I’ve taken a new position with my phone relationship. Yes, it is a relationship. This little device is part of your daily life 24–7–365. You scream and cry when it breaks or dies. You drag it all around with you like a child, never leaving it unattended. You buy stuff for it and give it your full attention, even though it’s an inanimate object.
I’m relegating the importance of my phone back to its original purpose…to be a tool. Nothing more. I’ve found that being actually present in real time [the fact that we even have this phrase should tell you something] is far better than zoning out in a false world I’ve created. I like taking walks outside and seeing nature. I like meeting people and smiling and talking to them. I like the peace and quiet that has come into my life. I like feeling productive and positive with the ability to set and attain goals successfully. I like talking to my husband instead of looking away from him into my phone. This list goes on and on.

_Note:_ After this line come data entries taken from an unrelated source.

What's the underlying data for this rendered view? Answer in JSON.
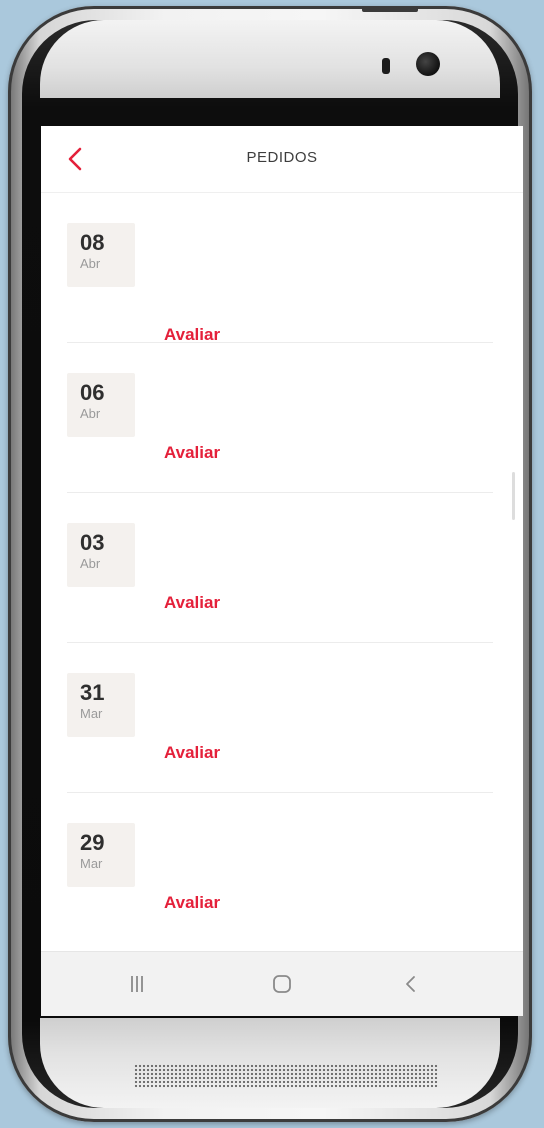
{
  "header": {
    "title": "PEDIDOS",
    "back_icon": "chevron-left-icon"
  },
  "orders": [
    {
      "day": "08",
      "month": "Abr",
      "action": "Avaliar"
    },
    {
      "day": "06",
      "month": "Abr",
      "action": "Avaliar"
    },
    {
      "day": "03",
      "month": "Abr",
      "action": "Avaliar"
    },
    {
      "day": "31",
      "month": "Mar",
      "action": "Avaliar"
    },
    {
      "day": "29",
      "month": "Mar",
      "action": "Avaliar"
    }
  ],
  "nav": {
    "recent_icon": "recent-apps-icon",
    "home_icon": "home-icon",
    "back_icon": "back-icon"
  },
  "colors": {
    "accent": "#e4203a",
    "badge_bg": "#f4f1ee"
  }
}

I’m so glad that I did this. Even when I slipped it showed me how important this change has been. I didn’t get mad about losing ground, in fact, it helped me realize how serious this situation is. I was at a fork in the road. To choose technology meant I would get lost in some false world. To break free from its grip meant living in the moment; enjoying and actually experiencing life as it really is. I choose life.